A national effort to promote racial healing, led by the W.K. Kellogg Foundation, has enlisted the efforts of one of Kalamazoo's leading organizations.

The Kalamazoo Community Foundation has been awarded a $200,000 grant, one of 119 organizations to be funded in the Kellogg Foundation's new five-year, $75 million "America Healing" racial equity initiative. The effort is intended take on structural racism and expand opportunities for vulnerable children.

The national initiative will address the effects of such issues as residential segregation and concentrated poverty. Its aim is to improve the lives of vulnerable children and their families by eliminating barriers to opportunities.

Children of color are over-represented among the 29 million low-income children and families in the United States. About 61 percent of African American, 62 percent of Latino, 58 percent of children with immigrant parents live in low-income families, according to the National Center for Children in Poverty.

In Kalamazoo, two nonprofit groups that works with young people, a group of young people and the Community Foundation itself will be looking at local practices and policies "to get to the meat of overcoming structural barriers," says Dr. Sharon Anderson.

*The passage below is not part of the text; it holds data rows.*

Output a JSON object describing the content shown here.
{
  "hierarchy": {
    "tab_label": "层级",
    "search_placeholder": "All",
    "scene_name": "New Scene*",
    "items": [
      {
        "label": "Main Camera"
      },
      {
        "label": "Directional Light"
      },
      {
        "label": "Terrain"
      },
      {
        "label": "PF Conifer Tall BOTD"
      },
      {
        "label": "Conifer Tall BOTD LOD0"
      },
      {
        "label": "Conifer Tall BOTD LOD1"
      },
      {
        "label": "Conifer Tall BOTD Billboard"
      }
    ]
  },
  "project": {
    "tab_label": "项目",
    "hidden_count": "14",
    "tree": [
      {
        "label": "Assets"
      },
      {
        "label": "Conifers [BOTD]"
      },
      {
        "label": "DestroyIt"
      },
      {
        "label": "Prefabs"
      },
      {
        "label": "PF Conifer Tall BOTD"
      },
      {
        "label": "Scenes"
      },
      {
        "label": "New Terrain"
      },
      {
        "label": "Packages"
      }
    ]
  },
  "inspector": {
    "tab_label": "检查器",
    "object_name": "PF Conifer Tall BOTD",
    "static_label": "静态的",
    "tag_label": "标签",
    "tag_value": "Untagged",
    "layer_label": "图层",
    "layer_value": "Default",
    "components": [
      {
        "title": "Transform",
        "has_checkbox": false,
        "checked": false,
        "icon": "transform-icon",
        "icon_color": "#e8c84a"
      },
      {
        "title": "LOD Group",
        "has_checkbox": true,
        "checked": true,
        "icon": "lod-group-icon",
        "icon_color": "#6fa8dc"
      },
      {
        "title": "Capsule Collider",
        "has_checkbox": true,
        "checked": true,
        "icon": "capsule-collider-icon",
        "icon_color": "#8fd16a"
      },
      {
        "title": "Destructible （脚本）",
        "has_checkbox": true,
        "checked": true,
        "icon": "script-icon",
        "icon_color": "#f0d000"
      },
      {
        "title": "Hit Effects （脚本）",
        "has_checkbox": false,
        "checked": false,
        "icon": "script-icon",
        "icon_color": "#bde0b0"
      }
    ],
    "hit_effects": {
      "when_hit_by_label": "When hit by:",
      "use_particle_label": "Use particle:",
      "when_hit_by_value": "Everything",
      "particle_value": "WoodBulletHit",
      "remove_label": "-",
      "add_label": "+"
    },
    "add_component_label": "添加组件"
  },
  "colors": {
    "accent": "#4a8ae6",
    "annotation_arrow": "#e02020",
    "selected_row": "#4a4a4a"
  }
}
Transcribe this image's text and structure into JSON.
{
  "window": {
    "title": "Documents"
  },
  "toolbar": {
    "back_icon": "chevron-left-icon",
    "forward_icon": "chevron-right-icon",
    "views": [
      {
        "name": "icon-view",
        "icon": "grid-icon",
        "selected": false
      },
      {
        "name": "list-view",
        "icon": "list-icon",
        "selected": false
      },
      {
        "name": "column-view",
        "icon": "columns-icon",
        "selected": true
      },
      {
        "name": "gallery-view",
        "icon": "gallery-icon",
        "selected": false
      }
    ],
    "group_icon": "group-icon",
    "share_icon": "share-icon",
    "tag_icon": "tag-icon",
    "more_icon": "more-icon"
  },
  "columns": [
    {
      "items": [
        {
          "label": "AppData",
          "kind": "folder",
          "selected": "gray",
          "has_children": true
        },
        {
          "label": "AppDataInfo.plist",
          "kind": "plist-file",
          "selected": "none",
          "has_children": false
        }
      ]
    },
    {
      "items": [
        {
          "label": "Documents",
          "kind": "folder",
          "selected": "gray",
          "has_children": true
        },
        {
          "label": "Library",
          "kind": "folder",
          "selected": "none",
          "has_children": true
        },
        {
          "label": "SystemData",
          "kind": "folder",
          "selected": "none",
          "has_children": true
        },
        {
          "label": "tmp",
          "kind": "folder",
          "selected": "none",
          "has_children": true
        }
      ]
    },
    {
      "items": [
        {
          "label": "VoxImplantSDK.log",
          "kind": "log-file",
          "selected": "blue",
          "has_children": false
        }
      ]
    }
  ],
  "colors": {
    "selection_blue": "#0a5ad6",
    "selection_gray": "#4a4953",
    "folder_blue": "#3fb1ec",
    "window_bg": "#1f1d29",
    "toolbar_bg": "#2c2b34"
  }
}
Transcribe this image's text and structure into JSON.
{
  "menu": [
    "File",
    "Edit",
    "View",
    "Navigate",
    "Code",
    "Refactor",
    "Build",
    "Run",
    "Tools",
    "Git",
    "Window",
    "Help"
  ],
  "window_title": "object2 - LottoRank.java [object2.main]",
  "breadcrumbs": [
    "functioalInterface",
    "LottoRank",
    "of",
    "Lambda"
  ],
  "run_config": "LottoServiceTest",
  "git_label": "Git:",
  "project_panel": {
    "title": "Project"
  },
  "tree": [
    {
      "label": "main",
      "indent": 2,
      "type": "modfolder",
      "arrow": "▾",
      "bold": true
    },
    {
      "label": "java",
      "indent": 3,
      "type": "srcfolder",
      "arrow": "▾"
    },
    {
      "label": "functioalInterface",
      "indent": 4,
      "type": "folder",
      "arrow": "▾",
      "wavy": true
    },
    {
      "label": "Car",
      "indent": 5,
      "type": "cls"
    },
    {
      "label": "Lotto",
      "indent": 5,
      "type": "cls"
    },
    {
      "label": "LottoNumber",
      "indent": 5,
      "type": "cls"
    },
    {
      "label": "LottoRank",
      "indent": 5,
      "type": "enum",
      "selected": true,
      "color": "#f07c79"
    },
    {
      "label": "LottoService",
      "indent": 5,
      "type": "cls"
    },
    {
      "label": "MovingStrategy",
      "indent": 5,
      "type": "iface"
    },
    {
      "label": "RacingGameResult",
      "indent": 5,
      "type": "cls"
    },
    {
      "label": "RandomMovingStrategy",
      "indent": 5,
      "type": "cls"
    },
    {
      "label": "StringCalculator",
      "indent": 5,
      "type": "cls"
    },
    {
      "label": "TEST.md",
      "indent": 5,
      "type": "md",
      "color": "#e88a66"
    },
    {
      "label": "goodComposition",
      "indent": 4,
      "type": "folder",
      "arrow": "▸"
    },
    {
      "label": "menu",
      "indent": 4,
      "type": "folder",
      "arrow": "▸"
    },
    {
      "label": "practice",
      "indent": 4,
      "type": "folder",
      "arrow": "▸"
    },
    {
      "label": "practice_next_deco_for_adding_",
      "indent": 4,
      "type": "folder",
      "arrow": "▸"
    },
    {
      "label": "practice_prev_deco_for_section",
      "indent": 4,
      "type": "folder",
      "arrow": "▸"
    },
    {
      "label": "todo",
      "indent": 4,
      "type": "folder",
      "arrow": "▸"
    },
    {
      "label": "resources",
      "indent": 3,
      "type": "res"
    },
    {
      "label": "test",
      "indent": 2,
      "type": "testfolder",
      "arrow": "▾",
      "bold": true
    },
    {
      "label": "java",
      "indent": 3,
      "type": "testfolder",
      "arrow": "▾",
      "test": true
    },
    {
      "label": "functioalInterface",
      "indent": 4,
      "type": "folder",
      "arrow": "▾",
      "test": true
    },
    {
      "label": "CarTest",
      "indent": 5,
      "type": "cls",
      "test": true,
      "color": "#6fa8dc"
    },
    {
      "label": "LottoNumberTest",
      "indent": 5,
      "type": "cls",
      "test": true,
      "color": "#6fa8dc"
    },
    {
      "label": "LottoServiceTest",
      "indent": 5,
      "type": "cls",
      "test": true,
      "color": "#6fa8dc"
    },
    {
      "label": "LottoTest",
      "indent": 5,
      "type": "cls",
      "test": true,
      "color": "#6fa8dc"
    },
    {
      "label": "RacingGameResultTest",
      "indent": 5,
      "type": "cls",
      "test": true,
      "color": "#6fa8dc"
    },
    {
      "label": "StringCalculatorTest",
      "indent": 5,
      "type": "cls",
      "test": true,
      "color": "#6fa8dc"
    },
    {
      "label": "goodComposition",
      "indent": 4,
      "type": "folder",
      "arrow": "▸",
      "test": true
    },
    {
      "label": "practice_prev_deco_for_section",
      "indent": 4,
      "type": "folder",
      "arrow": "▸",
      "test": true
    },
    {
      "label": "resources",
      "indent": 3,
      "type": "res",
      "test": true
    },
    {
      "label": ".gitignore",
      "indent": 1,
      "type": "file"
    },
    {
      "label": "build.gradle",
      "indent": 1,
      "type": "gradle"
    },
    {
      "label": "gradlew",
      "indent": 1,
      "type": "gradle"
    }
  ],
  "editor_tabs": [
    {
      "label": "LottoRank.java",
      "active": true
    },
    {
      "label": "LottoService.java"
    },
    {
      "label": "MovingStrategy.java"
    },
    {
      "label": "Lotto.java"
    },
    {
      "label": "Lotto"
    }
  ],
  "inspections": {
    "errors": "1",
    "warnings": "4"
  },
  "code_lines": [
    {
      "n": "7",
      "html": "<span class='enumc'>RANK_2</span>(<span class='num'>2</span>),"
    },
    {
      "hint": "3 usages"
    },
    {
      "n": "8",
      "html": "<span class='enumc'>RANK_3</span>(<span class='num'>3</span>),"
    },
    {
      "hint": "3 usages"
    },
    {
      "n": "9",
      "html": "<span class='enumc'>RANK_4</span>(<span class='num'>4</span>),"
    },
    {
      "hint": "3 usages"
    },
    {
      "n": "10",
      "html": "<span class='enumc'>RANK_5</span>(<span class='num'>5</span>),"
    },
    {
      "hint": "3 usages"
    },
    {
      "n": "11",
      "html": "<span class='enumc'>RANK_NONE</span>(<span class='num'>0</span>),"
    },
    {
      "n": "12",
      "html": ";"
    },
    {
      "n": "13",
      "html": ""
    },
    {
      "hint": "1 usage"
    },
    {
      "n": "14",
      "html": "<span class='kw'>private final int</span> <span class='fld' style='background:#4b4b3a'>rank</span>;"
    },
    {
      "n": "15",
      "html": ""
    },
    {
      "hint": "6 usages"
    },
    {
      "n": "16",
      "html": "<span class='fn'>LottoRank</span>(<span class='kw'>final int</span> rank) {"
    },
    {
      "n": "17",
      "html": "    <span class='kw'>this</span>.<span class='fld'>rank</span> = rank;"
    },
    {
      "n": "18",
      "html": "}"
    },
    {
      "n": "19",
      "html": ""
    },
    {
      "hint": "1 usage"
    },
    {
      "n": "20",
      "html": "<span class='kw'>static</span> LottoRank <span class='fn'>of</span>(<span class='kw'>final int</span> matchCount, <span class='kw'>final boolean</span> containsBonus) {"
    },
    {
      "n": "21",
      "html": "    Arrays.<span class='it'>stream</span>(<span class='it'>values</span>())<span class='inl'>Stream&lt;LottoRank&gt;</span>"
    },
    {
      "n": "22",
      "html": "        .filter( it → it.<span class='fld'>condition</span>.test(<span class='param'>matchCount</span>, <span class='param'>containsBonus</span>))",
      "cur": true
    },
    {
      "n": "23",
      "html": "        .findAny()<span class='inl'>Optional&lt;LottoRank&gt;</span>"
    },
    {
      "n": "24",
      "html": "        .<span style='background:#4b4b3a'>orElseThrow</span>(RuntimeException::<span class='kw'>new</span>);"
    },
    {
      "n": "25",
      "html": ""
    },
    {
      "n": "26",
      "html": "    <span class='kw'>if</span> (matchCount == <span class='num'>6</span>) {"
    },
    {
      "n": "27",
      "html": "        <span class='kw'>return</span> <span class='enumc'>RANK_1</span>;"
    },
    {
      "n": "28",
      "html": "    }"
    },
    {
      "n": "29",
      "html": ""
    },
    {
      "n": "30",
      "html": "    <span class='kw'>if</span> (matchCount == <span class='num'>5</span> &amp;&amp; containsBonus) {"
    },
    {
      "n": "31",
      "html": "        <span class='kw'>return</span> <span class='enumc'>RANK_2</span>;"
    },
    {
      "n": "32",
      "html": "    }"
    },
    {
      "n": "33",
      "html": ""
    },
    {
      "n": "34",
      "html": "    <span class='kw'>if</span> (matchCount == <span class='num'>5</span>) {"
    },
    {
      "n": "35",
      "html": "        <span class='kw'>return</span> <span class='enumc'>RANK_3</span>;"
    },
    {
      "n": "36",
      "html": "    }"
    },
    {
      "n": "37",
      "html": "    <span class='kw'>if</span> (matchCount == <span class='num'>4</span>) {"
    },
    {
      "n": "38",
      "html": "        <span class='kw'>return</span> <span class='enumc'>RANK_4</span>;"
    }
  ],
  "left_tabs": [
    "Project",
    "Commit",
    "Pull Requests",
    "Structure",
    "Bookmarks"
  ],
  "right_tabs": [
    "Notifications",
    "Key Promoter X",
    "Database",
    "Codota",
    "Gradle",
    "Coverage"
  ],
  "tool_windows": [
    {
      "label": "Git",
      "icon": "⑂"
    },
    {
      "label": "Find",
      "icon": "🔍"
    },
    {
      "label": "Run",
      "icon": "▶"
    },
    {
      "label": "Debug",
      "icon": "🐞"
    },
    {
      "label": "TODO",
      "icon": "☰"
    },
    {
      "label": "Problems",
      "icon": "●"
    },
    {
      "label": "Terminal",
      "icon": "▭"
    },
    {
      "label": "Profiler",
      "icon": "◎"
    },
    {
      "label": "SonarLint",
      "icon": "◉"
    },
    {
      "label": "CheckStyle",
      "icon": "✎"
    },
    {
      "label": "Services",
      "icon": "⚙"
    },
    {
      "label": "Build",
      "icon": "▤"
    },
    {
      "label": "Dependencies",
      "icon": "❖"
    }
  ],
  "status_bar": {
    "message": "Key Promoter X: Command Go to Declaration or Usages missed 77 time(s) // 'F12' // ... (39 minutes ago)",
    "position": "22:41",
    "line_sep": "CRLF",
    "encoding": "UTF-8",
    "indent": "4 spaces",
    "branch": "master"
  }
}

The work undertaken by the Kalamazoo Community Foundation will go beyond conversation. "We think people want to do something more than just talk about it, but no one has asked them to do more," Anderson says. "Our objective is to find various examples of how structural change plays out. We will be learning as we go."

Participants will be asked to commit to a three-year process. They will evaluate programs being used elsewhere and learn how certain systems now in place locally discriminate against people of color. Projects and policies that reduce institutional racism are expected to emerge.

"When we are done," Anderson says, "we hope people will have a real sense of achievement."